The investment funds named by DanWatch are: Danske Invest, Nykredit Invest, Bank Invest, Nordea Invest, Sydinvest, Jyske Invest, Sparinvest and SEB Invest, all of which are subject to the UN's Guiding Principles on Business and Human Rights. Indeed, the UN, EU and the Danish government have warned companies repeatedly against investing in the Israeli occupation. The settlements, Separation Wall and checkpoints in the West Bank breach international law as they violate the human rights of the Palestinian people.

Despite this, the new report identifies huge Danish investment in companies that deliver surveillance equipment to checkpoints, cement and building materials to the maintenance of the Separation Wall and bulldozers to the Israeli army. They risk accusations of complicity in human rights violations in the occupied territories.

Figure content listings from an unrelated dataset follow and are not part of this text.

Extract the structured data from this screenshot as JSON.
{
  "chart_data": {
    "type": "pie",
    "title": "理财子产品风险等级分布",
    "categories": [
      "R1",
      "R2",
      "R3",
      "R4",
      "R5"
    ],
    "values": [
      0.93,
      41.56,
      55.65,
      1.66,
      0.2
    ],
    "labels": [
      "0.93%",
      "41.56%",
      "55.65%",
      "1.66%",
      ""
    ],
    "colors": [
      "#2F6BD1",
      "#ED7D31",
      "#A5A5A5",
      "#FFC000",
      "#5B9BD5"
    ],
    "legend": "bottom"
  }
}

The DanWatch report reveals the contradictions inherent in investments by the companies mentioned therein. All, for example, claim that they stick to the UN guidelines upon which they base their "ethical investments". Bank Invest, Jyske Invest and Sydinvest support Cemex, which owns a supplier of cement to Israeli settlements, checkpoints and the Wall. Cemex is blacklisted by Nordea Invest, which has holdings in the Israeli Hapoalim Bank which, in turn, provides loans to construction projects in settlements and is, as a result, blacklisted by Danske Invest.

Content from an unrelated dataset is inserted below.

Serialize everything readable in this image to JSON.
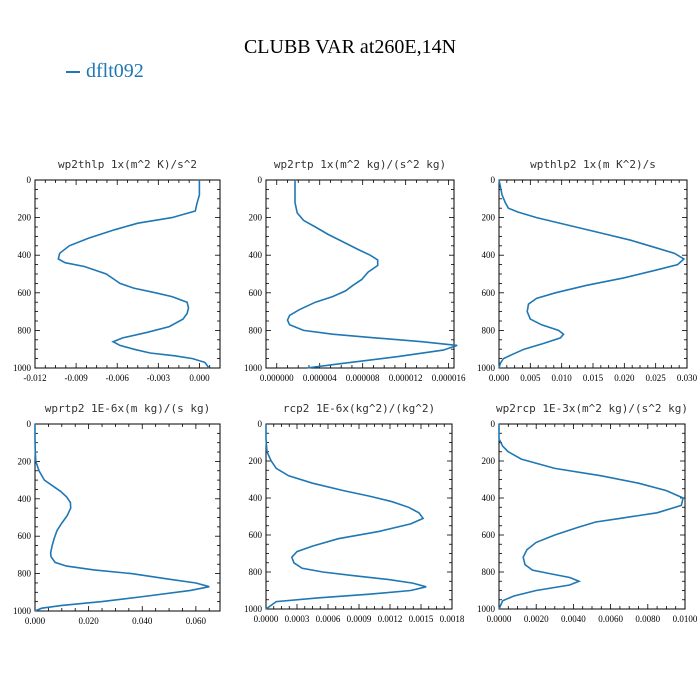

According to DanWatch all of the funds, bar one, have investments in the US firm Caterpillar. This supplies the D9 bulldozers used by the Israeli army for its devastating and sometimes lethal house demolitions. According to Human Rights Watch, it was these bulldozers that were used in 2010 to destroy buildings while civilians were still inside.

The investments continue despite Danish government appeals for companies to avoid engaging with business involved in, or benefiting from, the Israeli settlements. "The government," said Trade and Development Minister Mogens Jensen last September, "has on several occasions reminded the public that Danish citizens and businesses should not participate in activity and business that can benefit the Israeli settlements. I will say this yet again."

Interestingly, Copenhagen Municipality has a total of 2.21 million Dkr invested in seven companies which contribute to the construction or operation of checkpoints, the Wall or settlements in the occupied West Bank.

The coverage given to illegal investment in Israeli settlements has had the effect of Ahava beauty products being taken off the shelves by Danish retailers. A number of supermarkets sell fruit bought from Israeli exporter Mehadrin, which has produce grown in Israel and in the settlements. The Coop supermarket chain now insists on Israeli exporters signing a formal agreement that they will only supply produce from the exporter's sources in Israel, not the settlements.

Another example of a settlement-based company affected by a boycott is Sodastream, which has had to move production to Israel this year following negative publicity in 2014. A number of Danish companies still stock Sodastream products.

The views expressed in this article belong to the author and do not necessarily reflect the editorial policy of Middle East Monitor.